I started this yesterday, but needed to leave it unfinished for a day. Today is equally cold, and will be through Friday. Warmer weather returns Saturday.
It originally looked like this cold "snap" would last only two or three days, but we are well into day four, and I think it will last at least another two. My line in the sand is -20 degrees F -- if the air temperature or wind chill is below that, since I don't have a car, I don't go further than about a block from where I live. And I'm still hearing the words "minus twenty-five" and "minus thirty" on the radio, so forget about it. If a friend offers me a ride somewhere, I'll take it, but I cannot risk a ten minute walk to the bus stop then waiting for a bus, unless I have no other choice.
For years, I have been one of the most fortunate essentially "homeless" people on the planet, and in this weather, I am in an almost constant state of gratitude. Most people without secure housing risk their lives almost every day, no matter how many shelters or warm places (libraries, buses, malls) there are, particularly in this climate. Yes, there are as many "reasons" for homelessness as there are people (in my case, it is philosophical), but in the end, I see it as an inevitable outcome of a conflict-driven, "kill or be killed" system. Since we've all been satisfied to live in such a construct, we have created homelessness, poverty and loss.

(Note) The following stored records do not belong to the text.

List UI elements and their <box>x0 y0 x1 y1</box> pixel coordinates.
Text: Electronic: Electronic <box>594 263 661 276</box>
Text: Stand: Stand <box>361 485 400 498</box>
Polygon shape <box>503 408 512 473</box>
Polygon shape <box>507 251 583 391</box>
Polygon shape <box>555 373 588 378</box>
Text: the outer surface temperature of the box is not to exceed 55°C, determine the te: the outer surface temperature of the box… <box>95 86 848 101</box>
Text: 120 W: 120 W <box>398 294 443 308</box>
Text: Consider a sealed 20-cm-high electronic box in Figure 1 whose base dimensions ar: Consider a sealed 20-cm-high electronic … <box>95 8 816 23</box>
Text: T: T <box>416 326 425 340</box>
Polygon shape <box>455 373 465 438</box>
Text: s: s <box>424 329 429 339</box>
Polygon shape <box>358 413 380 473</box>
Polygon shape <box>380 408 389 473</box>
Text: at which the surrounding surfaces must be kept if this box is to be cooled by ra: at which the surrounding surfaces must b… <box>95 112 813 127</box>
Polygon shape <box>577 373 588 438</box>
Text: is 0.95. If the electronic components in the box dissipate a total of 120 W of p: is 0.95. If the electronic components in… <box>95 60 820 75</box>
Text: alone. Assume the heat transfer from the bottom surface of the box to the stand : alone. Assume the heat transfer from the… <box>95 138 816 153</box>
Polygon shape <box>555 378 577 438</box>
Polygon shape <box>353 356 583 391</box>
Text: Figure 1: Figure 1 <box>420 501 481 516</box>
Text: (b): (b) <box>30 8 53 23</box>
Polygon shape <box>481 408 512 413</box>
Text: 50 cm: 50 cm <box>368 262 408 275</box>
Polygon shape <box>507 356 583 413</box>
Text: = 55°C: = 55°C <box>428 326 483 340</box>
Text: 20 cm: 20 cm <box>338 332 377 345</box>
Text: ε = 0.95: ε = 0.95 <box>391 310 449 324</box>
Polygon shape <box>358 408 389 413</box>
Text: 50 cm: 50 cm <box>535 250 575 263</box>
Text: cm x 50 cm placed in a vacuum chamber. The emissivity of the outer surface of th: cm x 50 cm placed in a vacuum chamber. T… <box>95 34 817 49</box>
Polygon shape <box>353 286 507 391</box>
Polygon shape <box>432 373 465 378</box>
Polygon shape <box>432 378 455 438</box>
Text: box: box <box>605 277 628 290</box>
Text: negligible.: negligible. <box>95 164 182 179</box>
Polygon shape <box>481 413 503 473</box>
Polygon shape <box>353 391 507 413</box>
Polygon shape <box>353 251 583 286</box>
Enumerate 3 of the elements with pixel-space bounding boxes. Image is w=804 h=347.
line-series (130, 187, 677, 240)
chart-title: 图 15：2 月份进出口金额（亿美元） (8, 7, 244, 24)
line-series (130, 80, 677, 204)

We have made these conditions inevitable. I guess the only good thing about increased climate chaos is that more and more people will experience homelessness "through no fault of their own" (or at least that may be their perception), and perhaps they will then yearn to create a fairer and more loving overall system.
I know one thing about a more Goddess-inspired culture: it will never be necessary to "earn" a living, or a warm roof over one's head. It will never be necessary to prove one's worthiness to come in out of the cold.